„Schon wieder so ein Patient, der nie satt wird. Ich denke, auch in der Therapie wird er nicht satt werden können.“ Sätze wie diese fallen im therapeutischen Bereich immer wieder. Resigniert zieht der Therapeut sich zurück. Es ist, als hätte der Patient eine Sucht, die niemals zum Ende kommen kann. „Ist ja klar: Das Belohnungszentrum in seinem Hirn springt immer wieder an und führt zum Teufelskreis“, hören wir. Doch wollen wir uns mit solchen Bildern zufrieden geben?

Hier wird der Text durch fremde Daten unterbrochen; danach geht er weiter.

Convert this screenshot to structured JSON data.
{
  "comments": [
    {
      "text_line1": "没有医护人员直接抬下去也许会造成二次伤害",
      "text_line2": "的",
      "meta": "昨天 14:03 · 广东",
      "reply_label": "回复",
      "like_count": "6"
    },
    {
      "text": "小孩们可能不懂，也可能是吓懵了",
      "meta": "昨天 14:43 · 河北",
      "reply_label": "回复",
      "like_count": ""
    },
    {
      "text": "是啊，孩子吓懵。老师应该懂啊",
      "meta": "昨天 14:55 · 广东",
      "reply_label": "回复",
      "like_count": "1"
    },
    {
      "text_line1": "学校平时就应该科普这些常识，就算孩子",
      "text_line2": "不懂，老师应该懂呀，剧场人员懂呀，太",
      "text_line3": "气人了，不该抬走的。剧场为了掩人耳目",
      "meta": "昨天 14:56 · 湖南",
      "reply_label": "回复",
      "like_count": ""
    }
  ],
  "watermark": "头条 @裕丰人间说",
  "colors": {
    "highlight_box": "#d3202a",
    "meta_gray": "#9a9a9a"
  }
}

Ein „Belohnungszentrum“ im Gehirn hat auch derjenige der satt werden kann. Dennoch gerät er nicht in unstillbare Gier nach mehr „Belohnung“.
Viel wichtiger ist es, den Menschen genau kennenzulernen. Dann wird man oft feststellen, dass es dem Betroffenen verwehrt war, das „Richtige“ zu bekommen. Seine Bezugspersonen lebten sozusagen an seinen Bedürfnissen vorbei. Und dann entsteht eine Art „Craving“, ein Verlangen nach immer mehr.
Gleichzeitig entsteht beim Betroffenen auch eine Angst davor, wirklich vom Richtigen „getroffen“ zu werden, das Richtige anzutreffen und „wirklich“ satt zu werden. Es ist ihm peinlich und er fühlt sich schuldig – manchmal sogar schon dann, wenn er nur liebevoll behandelt wird.
Sucht durch Mangel
Das „Craving“ kennen wir aus der Ernnährungsphysiologie und auch von uns selbst: Es gibt Zeiten, da brauchen wir unbedingt Süßes oder eiskalte Milch oder Cola. Doch das sind oft Zeiten, in denen wir viel Frust erleben, wenig Schlaf erhalten oder einen Mangel an bestimmten Nährstoffen haben. Wer beginnt, sich bewusst zu ernähren und abwechslungsreich, gut gewürzt, fettig, süß genug und regelmäßig zu essen, der wird mit der Zeit weniger „Cravings“ erleben.
Wenn ein kleines Kind Hunger hat und „richtige“ Nahrung braucht, dann nutzt es nichts, wenn wir fragen: „Willst Du Vanille-Eis? Oder Mango, oder Erdbeer, oder Blaubeer oder Mocca oder Nuss oder Tiramisu?“ Es wird immer weiter „heulen“ und nölen und wir sagen dann: „Es ist nie zufrieden.“ In Wirklichkeit will es aber gar kein Eis, weil es in dem Moment etwas ganz anderes braucht. Und wenn es das Richtige bekommt, wird es satt sein.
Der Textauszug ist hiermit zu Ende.